The ABC Murders is going to be a three-part limited series. It’ll air on BBC first, followed by Amazon Prime. The series stars John Malkovich as Hercule Poirot and Rupert Grint as Inspector Crome. Admittedly, I personally would never have thought of casting these two for the series. But it is oddly perfect.
The series also includes Andrew Buchan, Eamon Farren, Tara Fitzgerald, Bronwyn James, Freya Mavor, and dozens of other actors. Sarah Phelps has been brought on to do the writing, while Alex Gabassi directs.
Those of us in the United States will be able to watch the series on Amazon Prime, but not until February. Still, a month isn’t that long to wait, all things considered.
The ABC Murders
Set in the 1930s, Poirot tracks down a serial killer, known only as the ‘A.B.C.’ killer. The killer moves around frequently, making him hard to track and even harder to catch. The only clue left at the crime scenes is a lone A.B.C. Railway Guide—the namesake for the killer.
Originally published in 1936, The A.B.C. Murders is actually the thirteenth book in the Hercule Poirot series. It is one frequently talked about and referenced, which is likely the reason they decided to go with this selected novel. Like many other novels in the series, you can jump in at any point and have little to no difficulty following along—so don’t let the series number scare you off!

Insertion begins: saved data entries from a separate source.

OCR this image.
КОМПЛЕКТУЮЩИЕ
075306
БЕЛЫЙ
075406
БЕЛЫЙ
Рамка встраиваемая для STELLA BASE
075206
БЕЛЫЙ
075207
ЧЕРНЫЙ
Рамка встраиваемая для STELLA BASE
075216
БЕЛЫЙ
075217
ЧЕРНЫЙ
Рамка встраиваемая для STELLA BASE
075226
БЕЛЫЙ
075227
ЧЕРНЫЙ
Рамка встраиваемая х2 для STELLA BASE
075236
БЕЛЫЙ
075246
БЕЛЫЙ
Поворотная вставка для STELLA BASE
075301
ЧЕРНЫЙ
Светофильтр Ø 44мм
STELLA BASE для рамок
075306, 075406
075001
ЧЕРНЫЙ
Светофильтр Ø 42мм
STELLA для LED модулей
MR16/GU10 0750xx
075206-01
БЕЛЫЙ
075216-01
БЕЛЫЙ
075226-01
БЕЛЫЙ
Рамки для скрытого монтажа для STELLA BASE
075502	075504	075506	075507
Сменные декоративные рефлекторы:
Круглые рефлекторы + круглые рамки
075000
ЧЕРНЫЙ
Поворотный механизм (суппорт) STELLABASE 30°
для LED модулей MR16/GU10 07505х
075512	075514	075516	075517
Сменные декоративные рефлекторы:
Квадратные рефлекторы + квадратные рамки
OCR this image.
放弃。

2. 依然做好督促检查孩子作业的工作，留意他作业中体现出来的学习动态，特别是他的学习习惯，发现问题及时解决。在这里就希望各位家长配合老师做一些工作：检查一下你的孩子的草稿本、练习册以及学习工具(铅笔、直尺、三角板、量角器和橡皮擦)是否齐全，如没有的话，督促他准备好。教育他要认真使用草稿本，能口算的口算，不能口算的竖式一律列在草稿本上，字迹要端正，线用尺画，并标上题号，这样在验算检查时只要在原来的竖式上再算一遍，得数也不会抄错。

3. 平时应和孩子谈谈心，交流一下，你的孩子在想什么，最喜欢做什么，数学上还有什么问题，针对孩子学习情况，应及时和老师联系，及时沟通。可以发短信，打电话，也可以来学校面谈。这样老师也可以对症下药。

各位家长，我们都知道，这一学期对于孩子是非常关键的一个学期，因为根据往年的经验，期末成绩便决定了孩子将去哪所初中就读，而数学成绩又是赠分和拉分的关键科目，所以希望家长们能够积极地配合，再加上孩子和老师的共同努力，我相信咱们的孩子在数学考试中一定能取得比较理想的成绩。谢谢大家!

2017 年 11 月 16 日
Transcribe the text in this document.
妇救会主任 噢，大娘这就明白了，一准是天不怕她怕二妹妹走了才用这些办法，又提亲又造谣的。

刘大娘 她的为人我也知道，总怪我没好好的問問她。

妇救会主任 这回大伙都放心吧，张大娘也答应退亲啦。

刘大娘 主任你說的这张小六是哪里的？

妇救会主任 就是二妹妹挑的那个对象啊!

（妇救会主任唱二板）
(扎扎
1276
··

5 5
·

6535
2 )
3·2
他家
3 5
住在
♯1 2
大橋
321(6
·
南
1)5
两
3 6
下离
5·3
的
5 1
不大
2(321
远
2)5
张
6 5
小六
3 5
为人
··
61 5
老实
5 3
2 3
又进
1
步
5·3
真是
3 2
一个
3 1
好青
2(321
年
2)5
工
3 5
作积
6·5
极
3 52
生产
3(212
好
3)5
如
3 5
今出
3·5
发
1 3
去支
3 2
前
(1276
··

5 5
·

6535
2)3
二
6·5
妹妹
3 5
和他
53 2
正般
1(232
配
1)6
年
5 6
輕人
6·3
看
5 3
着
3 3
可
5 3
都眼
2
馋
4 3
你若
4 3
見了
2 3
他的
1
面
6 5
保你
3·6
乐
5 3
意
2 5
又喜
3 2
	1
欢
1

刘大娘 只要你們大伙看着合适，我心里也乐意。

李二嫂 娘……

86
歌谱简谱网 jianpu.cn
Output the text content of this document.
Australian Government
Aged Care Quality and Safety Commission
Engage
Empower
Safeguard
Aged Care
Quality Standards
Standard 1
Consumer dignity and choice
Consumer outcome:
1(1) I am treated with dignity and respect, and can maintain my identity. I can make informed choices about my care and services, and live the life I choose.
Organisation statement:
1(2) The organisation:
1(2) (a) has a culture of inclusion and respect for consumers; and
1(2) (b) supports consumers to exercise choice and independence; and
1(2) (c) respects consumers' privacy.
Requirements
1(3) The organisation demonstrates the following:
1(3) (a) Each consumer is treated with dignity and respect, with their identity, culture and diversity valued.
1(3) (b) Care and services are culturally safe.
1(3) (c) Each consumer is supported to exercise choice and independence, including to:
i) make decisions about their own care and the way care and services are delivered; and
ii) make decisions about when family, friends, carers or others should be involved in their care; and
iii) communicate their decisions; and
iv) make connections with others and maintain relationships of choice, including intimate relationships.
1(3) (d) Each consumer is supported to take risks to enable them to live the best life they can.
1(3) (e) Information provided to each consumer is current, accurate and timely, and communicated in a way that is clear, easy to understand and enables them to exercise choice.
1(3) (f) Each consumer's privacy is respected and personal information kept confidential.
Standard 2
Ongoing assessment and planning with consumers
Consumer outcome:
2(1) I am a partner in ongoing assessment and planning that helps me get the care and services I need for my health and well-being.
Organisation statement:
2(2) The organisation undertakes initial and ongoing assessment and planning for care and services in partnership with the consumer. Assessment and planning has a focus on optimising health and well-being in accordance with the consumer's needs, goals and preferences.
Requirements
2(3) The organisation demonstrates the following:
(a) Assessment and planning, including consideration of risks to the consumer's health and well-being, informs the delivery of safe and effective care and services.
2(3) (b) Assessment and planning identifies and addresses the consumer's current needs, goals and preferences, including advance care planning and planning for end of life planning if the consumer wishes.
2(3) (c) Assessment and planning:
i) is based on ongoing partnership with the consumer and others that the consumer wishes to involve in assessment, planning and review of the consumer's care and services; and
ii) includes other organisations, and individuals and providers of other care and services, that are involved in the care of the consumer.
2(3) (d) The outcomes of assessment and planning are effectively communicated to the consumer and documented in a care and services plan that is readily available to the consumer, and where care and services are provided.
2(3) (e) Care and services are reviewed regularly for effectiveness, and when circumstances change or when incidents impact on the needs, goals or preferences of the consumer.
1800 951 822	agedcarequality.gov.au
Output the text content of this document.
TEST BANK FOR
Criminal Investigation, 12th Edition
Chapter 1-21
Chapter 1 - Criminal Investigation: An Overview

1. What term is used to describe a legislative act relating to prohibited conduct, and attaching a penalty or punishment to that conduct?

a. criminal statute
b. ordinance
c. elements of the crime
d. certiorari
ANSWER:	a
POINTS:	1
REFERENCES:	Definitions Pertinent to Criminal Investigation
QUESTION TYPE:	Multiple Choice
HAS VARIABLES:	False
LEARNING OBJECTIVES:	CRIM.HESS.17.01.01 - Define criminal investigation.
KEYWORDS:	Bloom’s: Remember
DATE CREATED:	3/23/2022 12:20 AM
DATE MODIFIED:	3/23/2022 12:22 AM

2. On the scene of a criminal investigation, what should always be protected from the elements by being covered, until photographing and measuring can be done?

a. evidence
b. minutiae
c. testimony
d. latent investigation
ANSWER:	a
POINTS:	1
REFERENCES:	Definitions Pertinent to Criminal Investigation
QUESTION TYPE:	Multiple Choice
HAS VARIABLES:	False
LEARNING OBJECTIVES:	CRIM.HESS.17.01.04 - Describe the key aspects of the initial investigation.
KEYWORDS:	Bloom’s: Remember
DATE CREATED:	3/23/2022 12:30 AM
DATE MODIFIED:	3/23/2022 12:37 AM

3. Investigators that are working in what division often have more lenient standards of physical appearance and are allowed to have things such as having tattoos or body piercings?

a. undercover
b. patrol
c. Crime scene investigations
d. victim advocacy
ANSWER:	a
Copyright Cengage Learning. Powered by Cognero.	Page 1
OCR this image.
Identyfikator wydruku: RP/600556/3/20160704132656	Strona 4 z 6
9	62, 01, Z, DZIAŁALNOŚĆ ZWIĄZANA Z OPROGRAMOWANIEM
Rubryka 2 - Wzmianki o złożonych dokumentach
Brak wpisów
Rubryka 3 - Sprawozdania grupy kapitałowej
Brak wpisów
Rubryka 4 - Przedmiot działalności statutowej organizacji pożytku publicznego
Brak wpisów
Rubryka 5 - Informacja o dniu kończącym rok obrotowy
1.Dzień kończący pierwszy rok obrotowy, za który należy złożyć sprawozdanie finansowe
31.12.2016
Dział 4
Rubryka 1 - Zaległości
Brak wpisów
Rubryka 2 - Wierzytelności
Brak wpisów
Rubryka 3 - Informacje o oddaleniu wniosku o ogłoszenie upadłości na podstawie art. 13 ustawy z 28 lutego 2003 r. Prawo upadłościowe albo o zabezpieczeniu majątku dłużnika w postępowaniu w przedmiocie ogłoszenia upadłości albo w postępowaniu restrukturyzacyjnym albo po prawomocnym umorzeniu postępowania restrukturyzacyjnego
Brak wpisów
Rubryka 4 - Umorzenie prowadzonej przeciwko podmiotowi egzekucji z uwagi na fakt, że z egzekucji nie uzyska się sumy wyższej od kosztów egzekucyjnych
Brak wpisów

The trailer did a wonderful job of capturing the tone of the novel. It’s dark and mysterious, but also full of personality. They really ran with the stylistic choices of the 1930s, which truly enhanced the look and feel of the miniseries. As a fan that read the novel it is based on, the trailer did a good job of relieving any concerns I had about it. I’m looking forward to seeing their interpretation of the classic novel.